From the initial draft proposal that Apple (OpenCL is expected to be implemented in the next Mac OS X Snow Leopard) submitted to the Khronos Group six months ago, it is amazing that the specification has been released in such a record time and with a who's who of industry leaders and bigwigs, like AMD, NVIDIA, IBM and Intel involved in its genesis too. Yet it could not have come sooner for the industry. Why?
Well, one could think of OpenCL as the OpenGL equivalent for the exciting and still nascent world of parallel computing. It stands for Open Computing Language and not only is it open to everyone, it also unifies the disparate and non-compatible initiatives that companies like AMD and NVIDIA have been working on for some time now. Cross-vendors software portability and support for a diverse range of applications are stated goals for OpenCL. To understand why OpenCL is so important for the industry, let's take a step back and look at what's the fuss about parallel computing.
The Many-Core Future of Computing
As we noted in our look at the past decade in CPU developments, the clock race has hit a major barrier in the form of the laws of physics. The issues of heat and power have made sustaining the clock race all but impossible as the returns from adding that MHz increase fall short of the cost. Intel has long given up on its dreams for processors that scale up to 10GHz and beyond, shifting its focus to packing more processing cores onto a single die. With the return of HyperThreading in Intel's latest CPU architecture, Nehalem, one can expect more cores and more threads.
Meanwhile, the graphics industry has seen the number of processing units or shaders in the typical GPU increase by many magnitudes. Although it would not be accurate to compare a single processing 'core' on a GPU directly to the more complex one in a CPU, the GPU has evolved from an architecture dedicated solely to rendering graphics to a general purpose, programmable one, with APIs like DirectX 10 and OpenGL 2.0 paving the way for them to be utilized for other purposes, like parallel computing.
Thus far, developments in utilizing the power of the GPU has focused on stream processing, which takes advantage of the GPU's ability to work on problems that are high in data parallelism, meaning that there are multiple, independent data that can be worked on simultaneously. One can visualize it as a stream of data that's being processed continuously. It's no surprise that GPUs are good at this because 3D rendering is heavily data parallel in nature. Massively parallel applications like distributed computing project, Folding@home for instance, benefits tremendously from the many shader cores present in current GPUs.
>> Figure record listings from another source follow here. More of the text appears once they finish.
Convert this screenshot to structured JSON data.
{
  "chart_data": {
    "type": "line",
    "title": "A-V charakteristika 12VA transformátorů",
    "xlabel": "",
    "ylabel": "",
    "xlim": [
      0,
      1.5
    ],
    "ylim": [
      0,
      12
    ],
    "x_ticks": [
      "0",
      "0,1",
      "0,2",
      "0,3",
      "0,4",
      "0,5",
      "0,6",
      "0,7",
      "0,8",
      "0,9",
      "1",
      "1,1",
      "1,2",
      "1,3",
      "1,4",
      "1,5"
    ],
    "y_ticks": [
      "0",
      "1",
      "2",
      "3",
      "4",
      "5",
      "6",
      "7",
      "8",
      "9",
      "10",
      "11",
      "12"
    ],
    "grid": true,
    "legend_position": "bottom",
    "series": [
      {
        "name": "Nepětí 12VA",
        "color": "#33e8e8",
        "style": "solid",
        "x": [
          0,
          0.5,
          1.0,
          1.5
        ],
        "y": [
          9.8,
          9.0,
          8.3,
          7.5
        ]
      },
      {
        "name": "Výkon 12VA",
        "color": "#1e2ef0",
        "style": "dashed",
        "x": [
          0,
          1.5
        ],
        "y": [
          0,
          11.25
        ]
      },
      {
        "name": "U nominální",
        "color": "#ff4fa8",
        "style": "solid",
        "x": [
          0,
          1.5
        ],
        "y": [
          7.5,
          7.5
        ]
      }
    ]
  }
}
Hence, if a problem can be solved by breaking it into many independent parts and executing similar operations on each part separately (like SIMD or Single Instruction, Multiple Data), chances are your GPU is a good candidate to do the calculations. Some areas where GPUs are eminently suitable for include video, digital signal processing, scientific computing applications and bioinformatics.
As you can see, both the CPU and GPU are converging into a similar, multi-core future despite starting from different points and presently, GPUs arguably have the head start over their CPU counterparts, at least with the data parallel applications that they have been adapted to solve. The hardware therefore is there but to utilize its full potential, we'll need a rather big change in software development at the fundamental programming model level.